Ein zufriedenes Leben, ist nicht nur geprägt von Glück. Kleine Glücksmomente gehören dazu, Glück zu haben fühlt sich toll an, noch besser fühlt es sich an, selbst für etwas Schönes zu Sorgen. Selbst. Da ist es wieder dieses Wort. Ich selbst. Im Selbst entspringt oft diese Unzufriedenheit, man ist unzufrieden, weil Bedürfnisse nicht befriedigt werden, entweder wird man wütend auf die, die es zwar könnten, aber nicht tun. Oder aber man wird wütend auf sich selbst, weil man diese Bedürfnisse hat. 

Oder man denkt sich, wenn ich nur, dieses und jenes hätte, erreichen könnte, geschafft habe. Und zack, schon sind wir wieder bei dieser verrückten Idee, es gehe darum ein Ziel zu erreichen. 
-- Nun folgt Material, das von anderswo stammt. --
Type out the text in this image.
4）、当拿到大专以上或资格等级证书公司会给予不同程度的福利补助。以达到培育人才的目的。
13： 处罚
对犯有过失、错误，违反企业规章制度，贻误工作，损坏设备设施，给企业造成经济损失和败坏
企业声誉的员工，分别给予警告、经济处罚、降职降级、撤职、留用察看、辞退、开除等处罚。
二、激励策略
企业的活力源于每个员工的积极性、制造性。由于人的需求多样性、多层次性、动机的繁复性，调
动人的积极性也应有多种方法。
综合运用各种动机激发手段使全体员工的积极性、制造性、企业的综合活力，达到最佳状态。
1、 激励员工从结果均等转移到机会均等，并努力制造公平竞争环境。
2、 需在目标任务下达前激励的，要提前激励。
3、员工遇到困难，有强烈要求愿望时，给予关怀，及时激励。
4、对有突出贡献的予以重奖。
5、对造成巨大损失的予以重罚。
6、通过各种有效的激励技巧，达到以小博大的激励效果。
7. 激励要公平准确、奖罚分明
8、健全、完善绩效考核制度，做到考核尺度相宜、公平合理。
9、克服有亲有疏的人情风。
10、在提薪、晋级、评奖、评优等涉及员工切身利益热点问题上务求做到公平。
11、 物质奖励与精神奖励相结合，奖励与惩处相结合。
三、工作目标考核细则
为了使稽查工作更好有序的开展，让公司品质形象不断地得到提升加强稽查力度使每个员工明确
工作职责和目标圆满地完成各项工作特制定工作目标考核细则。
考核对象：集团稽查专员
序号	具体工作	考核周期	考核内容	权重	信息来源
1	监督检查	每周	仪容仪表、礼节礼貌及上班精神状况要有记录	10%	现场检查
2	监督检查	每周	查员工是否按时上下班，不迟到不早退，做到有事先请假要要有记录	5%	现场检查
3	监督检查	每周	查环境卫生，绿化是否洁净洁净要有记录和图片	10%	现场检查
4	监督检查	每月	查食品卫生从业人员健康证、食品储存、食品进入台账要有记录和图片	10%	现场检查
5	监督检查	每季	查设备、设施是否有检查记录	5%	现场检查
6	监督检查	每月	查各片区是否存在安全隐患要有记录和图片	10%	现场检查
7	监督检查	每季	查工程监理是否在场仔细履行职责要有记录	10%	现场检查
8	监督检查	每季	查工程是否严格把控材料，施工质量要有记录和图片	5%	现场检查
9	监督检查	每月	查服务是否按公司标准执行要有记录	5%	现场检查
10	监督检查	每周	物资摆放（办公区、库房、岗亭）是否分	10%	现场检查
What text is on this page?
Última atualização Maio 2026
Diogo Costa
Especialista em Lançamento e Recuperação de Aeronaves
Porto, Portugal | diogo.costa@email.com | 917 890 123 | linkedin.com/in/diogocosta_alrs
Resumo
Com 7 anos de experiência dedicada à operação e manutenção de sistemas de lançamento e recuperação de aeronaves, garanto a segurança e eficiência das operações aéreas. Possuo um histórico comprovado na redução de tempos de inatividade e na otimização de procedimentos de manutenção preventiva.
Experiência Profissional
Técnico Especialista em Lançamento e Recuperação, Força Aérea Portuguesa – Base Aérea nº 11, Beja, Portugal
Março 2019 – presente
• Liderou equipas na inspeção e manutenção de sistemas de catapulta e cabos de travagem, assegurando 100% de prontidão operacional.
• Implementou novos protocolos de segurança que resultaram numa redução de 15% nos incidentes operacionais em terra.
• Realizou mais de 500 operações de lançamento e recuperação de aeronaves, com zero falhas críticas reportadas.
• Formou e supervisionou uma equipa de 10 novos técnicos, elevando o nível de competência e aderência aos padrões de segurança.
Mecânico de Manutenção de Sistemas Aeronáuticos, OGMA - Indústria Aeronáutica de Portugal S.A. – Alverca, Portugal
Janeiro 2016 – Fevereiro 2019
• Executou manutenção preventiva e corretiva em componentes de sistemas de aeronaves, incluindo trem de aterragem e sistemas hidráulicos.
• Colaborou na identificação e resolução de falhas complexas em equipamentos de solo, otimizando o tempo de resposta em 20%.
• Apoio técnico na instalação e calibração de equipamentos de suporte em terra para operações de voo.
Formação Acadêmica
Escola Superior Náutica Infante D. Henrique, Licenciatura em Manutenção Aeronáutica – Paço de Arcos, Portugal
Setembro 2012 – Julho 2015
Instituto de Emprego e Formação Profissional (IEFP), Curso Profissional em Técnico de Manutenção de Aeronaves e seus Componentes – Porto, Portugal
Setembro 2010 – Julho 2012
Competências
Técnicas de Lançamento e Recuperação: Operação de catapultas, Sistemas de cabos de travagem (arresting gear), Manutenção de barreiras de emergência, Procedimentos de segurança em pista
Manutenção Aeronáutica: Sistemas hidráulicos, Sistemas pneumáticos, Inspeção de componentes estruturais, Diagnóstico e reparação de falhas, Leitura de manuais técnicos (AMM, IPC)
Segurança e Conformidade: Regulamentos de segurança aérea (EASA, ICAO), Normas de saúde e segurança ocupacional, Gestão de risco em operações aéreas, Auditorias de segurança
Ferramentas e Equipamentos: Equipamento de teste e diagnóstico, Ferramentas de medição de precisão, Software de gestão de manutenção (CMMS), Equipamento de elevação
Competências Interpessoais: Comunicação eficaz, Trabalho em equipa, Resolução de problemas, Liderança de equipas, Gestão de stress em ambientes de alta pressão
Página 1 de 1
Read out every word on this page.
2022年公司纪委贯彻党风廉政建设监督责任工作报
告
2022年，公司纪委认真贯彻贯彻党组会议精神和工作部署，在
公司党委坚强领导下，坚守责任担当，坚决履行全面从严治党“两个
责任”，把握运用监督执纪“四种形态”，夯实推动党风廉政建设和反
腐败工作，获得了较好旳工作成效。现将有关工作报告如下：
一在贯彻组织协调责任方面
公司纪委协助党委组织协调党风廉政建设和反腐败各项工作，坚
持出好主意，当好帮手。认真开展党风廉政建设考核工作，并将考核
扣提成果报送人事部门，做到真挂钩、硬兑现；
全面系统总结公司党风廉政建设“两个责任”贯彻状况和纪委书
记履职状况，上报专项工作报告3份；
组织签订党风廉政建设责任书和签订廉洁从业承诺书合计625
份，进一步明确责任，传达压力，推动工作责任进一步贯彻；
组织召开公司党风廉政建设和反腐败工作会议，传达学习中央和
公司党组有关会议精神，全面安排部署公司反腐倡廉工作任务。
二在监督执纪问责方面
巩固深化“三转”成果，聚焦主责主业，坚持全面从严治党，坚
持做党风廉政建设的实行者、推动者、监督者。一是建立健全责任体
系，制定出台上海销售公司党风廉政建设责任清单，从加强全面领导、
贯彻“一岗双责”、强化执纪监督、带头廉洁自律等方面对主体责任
Ja, Ziele machen Sinn. Auch im Leben. Ziele geben dem Leben aber eben keinen Sinn und Ziele sorgen auch nicht dafür, dass wir zufrieden udn erfüllt sind, maximal kurzfristig bei Zielerreichung. Immer höher, schneller, weiter... Erreicht man dadurch eigentlich auch schneller das Ziel des Lebens? Ist das Ziel nicht immer am Ende? Also ist das Ziel des Lebens nicht der Tod?

Okay, back on track. Ein Aspekt von Zufriedenheit ist es also, mit sich selbst zufrieden zu sein. Hier sind wir dann beim Selbstwert. 

Wie wertvoll bin ich? 

Oft definieren wir unseren Wert über unsere Sein. Dadurch, dass wir unser Sein jedoch immer wieder bewerten und auch abwerten, mangelt es an Selbstwert. Also versuchen wir den Mangel durchs Tun auszugleichen, um wiederum Anerkennung zu bekommen, von der wir glauben, endlich mal auch unser SEIN als wertvoll ansehen zu können.

Doch diese Logik ist schon wieder nicht durchdacht. 

"Ich fühle mich glücklicher, nur weil ich, ich selbst bin und andere sie selbst sein lasse." - Carl Rogers

Sie zwingt uns dazu, insbesondere, wenn wir übertreiben, für Andere zu leben, die Wünsche und Bedürfnisse Anderer zu kennen und zu stillen und irgendwann merken wir: Wer stillt eigentlich meine Bedürfnisse und erfüllt meine Wünsche? Wenn da niemand ist, sind wir vielleicht enttäuscht und fühlen uns ausgeliefert, ungerecht behandelt und gar bestätigt darin: Ich bin es vielleicht einfach nicht wert. Oder wir distanzieren uns von Anderen gänzlich, isolieren uns selbst und laufen Gefahr zu verbittern.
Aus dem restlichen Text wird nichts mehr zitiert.